St James’ Park looms immediately as you exit the RVI (well a bit to the right but that just sounds crap) and its dominating visage presented the obvious thought: when do I take my little girl to the game?
I realise I am toying with the unsavoury practise of sexism hear but I hope my ho’s and bitches will hear me out on this one.
For a boy it’s simple and straightforward. When he’s big enough (4? 5? 6?) he gets taken along. An unspectacular match perhaps, against Blackburn or Norwich. This is repeated at irregular intervals until he pesters to go to every match. In due course he’ll possibly drift towards going with his mates but you will have something in common that will help forge that father and son bond for life. Timeless.

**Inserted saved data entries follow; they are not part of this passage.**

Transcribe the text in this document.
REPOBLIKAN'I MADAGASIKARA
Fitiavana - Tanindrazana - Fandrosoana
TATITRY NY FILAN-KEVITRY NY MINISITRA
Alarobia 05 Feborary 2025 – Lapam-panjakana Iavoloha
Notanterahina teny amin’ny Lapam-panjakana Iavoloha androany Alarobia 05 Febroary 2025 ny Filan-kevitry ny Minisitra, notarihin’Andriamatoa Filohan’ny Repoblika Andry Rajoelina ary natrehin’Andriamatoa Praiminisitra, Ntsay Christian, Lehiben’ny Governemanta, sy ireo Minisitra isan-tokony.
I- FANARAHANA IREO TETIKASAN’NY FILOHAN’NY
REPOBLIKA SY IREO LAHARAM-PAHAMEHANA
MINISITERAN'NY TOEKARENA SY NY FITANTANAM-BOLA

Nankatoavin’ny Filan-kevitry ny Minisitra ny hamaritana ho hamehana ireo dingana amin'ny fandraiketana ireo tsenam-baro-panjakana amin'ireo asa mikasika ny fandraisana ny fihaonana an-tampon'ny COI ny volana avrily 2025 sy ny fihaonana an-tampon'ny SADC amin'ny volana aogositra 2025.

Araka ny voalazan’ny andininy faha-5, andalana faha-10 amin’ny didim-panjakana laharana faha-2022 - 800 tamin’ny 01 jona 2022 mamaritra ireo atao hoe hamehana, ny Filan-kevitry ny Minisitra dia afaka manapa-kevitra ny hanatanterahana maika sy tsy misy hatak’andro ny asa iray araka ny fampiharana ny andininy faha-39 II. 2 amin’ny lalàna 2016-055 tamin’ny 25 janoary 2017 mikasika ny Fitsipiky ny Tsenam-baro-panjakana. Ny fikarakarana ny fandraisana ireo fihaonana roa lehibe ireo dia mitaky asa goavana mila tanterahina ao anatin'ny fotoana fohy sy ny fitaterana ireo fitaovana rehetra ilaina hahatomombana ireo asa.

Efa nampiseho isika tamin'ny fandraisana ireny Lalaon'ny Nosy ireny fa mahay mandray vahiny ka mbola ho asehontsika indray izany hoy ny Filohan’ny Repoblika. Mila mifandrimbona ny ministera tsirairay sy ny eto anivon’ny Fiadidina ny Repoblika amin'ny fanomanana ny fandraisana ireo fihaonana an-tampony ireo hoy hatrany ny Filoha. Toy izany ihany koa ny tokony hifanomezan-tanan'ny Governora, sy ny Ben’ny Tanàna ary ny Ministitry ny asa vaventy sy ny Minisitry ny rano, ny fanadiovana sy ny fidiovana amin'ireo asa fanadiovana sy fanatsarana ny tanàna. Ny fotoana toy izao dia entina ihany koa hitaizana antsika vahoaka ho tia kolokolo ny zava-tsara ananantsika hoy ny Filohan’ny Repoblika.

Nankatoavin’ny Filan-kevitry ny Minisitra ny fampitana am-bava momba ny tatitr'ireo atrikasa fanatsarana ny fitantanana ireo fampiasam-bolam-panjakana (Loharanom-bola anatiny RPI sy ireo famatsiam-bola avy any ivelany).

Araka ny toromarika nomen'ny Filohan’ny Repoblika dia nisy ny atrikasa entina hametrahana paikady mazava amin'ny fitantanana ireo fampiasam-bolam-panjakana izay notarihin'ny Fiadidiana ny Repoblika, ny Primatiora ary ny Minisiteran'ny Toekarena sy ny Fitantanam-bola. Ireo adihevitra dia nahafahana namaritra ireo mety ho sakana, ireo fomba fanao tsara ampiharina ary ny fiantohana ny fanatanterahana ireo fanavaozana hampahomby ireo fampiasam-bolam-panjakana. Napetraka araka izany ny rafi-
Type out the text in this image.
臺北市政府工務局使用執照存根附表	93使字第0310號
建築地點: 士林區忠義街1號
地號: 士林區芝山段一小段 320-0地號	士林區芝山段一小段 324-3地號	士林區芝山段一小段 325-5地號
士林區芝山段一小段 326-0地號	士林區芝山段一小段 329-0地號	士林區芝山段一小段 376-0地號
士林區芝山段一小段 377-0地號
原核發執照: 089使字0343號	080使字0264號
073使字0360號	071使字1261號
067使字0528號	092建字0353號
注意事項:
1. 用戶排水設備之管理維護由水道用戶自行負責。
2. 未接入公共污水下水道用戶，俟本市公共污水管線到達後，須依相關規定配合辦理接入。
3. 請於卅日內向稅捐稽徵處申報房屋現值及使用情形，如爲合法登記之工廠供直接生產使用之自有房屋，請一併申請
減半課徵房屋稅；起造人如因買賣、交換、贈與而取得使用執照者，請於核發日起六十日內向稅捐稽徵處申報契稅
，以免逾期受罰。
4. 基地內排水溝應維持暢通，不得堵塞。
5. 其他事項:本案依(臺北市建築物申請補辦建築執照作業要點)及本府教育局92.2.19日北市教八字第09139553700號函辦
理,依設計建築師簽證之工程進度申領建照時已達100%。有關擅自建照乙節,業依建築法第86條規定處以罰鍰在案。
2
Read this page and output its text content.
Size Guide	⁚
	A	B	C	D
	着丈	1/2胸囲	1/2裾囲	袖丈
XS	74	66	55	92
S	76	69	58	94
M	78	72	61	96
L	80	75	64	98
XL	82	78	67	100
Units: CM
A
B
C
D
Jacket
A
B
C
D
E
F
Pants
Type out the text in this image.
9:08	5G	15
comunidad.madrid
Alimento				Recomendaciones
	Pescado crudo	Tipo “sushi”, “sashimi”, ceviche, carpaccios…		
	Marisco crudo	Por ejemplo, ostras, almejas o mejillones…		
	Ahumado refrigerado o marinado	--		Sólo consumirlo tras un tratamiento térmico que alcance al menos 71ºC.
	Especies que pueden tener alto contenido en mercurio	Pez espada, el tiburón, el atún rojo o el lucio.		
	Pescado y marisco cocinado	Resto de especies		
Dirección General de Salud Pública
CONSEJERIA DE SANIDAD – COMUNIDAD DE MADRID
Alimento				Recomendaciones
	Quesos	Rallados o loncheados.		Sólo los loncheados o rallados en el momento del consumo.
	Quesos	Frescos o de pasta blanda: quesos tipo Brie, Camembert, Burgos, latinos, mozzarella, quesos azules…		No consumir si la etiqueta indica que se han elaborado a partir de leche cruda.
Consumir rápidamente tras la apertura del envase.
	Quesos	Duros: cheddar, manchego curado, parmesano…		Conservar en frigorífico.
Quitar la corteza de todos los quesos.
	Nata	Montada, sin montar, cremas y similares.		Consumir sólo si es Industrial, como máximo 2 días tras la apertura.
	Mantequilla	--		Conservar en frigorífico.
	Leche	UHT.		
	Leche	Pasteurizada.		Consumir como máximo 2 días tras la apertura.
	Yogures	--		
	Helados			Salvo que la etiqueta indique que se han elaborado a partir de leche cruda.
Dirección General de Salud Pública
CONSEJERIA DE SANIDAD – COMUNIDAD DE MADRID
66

How does it work with a girl though? Do you make her go, even though she might be totally uninterested? If she is interested, do you discourage her from pursuing a traditionally masculine pastime in favour of going shopping with her mother? Is it unfair to treat male and female offspring differently when inflicting some silver-phobic cash guzzling monstrosity of a sports organisation on them…and if it is, who’s getting the short end of the deal?
Also, I have selfish reasons. I don’t want my daughter to see the person I am at the match, same way I don’t want my employers or Northumbria police to see it. Whilst this can be compromised on an irregular basis, more consistent visits may see one of us feeling a bit uncomfortable.
I’m a bit embarrassed that I’ve only just considered this situation given the fact I’ve been alive for a while now. I’m sure there are many people out there who think me the regular Terry Tithead for even considering this, given the several million worries of parenthood I am gleefully advised of on a daily basis (people love nowt better than a bit hysteria spreading don’t they) this is surely a situation that will sort itself out in time.
Maybe others have had the same dilemma and considered it a right old situation, worthy of comment. “I wish I’d written about this on the internet”, is something people are thinking more and more these days, I choose to believe.
If anyone knows what to do, please feel free to tell me. I welcome all advice and comments, except negative ones and ones I choose to misconstrue horribly.